If one is to go by the name of a product, then this latest 17in TFT monitor from LG appears to be the follow up model to the company’s LG Flatron L1730P I reviewed last year. However, it is not and instead the 40 Series replaces the 20 and 50 Series. As you can see, this new addition has seen quite a radical change in terms of aesthetics, and first impressions are very good for this “Premium Artistic Series LX40” monitor as LG likes to label it. The 17in panel is framed attractively in a matt black bezel, whereas the curvaceous lower part and rear of the chassis is constructed from plastic with an iPod-esque white lacquered finish. This and the chromed base give an end result that’s certainly pleasing to the eye, if somewhat reminiscent of some of Sony’s designs, but if you’re after a great-looking monitor for your desk then LG has got off to a great start.

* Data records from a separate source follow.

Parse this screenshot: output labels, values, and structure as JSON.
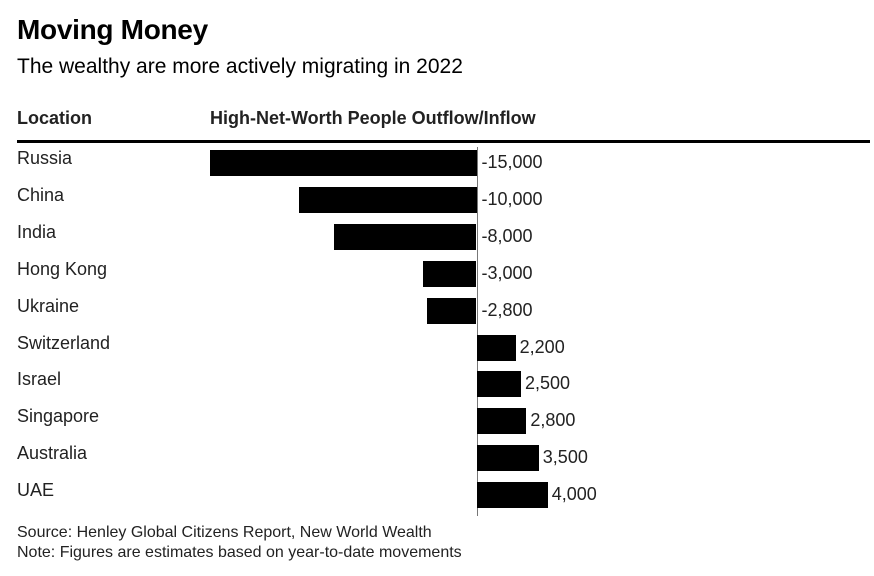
{
  "header": {
    "title": "Moving Money",
    "subtitle": "The wealthy are more actively migrating in 2022"
  },
  "columns": {
    "location": "Location",
    "value": "High-Net-Worth People Outflow/Inflow"
  },
  "chart_data": {
    "type": "bar",
    "orientation": "horizontal",
    "title": "Moving Money",
    "subtitle": "The wealthy are more actively migrating in 2022",
    "xlabel": "High-Net-Worth People Outflow/Inflow",
    "ylabel": "Location",
    "categories": [
      "Russia",
      "China",
      "India",
      "Hong Kong",
      "Ukraine",
      "Switzerland",
      "Israel",
      "Singapore",
      "Australia",
      "UAE"
    ],
    "values": [
      -15000,
      -10000,
      -8000,
      -3000,
      -2800,
      2200,
      2500,
      2800,
      3500,
      4000
    ],
    "value_labels": [
      "-15,000",
      "-10,000",
      "-8,000",
      "-3,000",
      "-2,800",
      "2,200",
      "2,500",
      "2,800",
      "3,500",
      "4,000"
    ],
    "xlim": [
      -15000,
      4000
    ],
    "grid": false
  },
  "footer": {
    "source": "Source: Henley Global Citizens Report, New World Wealth",
    "note": "Note: Figures are estimates based on year-to-date movements"
  }
}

However, one could argue that the L1740P is a case of style over substance once you take a look at the functionality of the stand. Unlike some of the company's other models, the L1740P lacks a USB hub altogether and is limited in its range of movement. For instance, after unpacking the unit the first thing I tried to do was pivot the display. Unfortunately this was met with stubborn resistance as was the attempt to swivel it from side to side. This respectively means you won’t be able to work in a portrait view or smoothly turn the display for the benefit of the person sitting next to you. Furthermore, the L1740P can not be raised or lowered, which basically makes it a tilt-only (five degrees back and 25 degrees forward) display. However, if you a need a wall-mounted display, the L1740P accepts a VESA-compliant mounting interface.

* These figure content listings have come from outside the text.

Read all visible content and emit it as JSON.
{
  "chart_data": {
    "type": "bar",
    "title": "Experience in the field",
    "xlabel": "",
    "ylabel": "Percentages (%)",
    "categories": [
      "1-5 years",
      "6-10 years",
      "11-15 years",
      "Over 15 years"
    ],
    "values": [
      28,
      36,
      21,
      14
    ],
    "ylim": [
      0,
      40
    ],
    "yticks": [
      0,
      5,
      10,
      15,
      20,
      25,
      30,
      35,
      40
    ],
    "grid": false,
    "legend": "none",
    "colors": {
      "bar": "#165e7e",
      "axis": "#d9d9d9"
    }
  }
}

There are other issues that didn’t sit well with me either. First of all, I found the display to sit a little too low for my liking and with the aforementioned lack of height adjustability, you may find your self slipping a couple of books under the stand. Secondly, hooking up the display to the DVI-D port was far from easy. Using the supplied DVI cable, I found that inserting this into its respective port was hindered by the design of the stand’s stubby neck.

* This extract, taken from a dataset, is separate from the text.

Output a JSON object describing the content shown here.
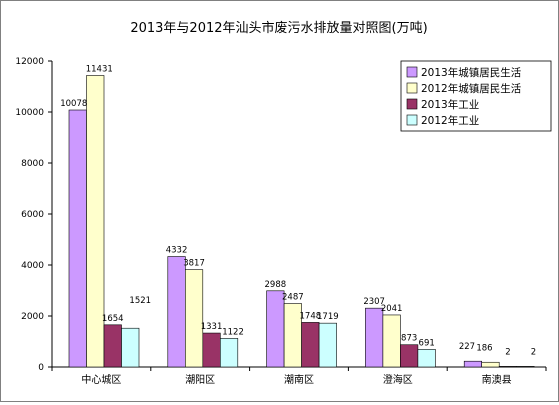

In fact, the cable has to be bent to one side at almost a right angle in order for the plug end to comfortably fit in its vertical orientation. Of course, with the D-SUB port sitting further toward the side of the chassis, this problem shouldn’t be encountered if you decide to go for the analogue signal option. Nevertheless once the video cable has been seated, along with the power cable for the L1740P’s internal PSU, all the leads are kept out of sight when the removable panel is refitted in order to maintain the chassis’ flowing lines.
With the monitor all hooked up, it was time to switch it on using the very clever touch-sensitive button. Do I need to tell you what colour light I was greeted with? Well if you haven’t seen from our product shots, it’s that ubiquitous blue light that seems to adorn most of today’s products, although in the L1740P’s defence, it is at least contoured to the shape of the button which makes a refreshing change from a circle of glowing aquamarine.
With the drivers supplied on CD, I installed these next. As with most monitor manufacturers, the driver is also supplied with a colour profile which can be used to help calibrate the display. However, in this case the profile didn’t agree with Adobe Photoshop as indicated by the Window (below) that popped up when I started the program.
A defective monitor profile didn’t fill me with a great deal of confidence, so I created my own using Adobe’s Gamma Utility which can normally be found in the Control Panel under Windows. It’s best to save the new profile under a different name to the one supplied by LG to avoid the same error popup when you restart Photoshop. Now that the monitor was loosely calibrated I turned my attention to the OSD controls in order to make some much needed adjustments that I’ll mention a little later.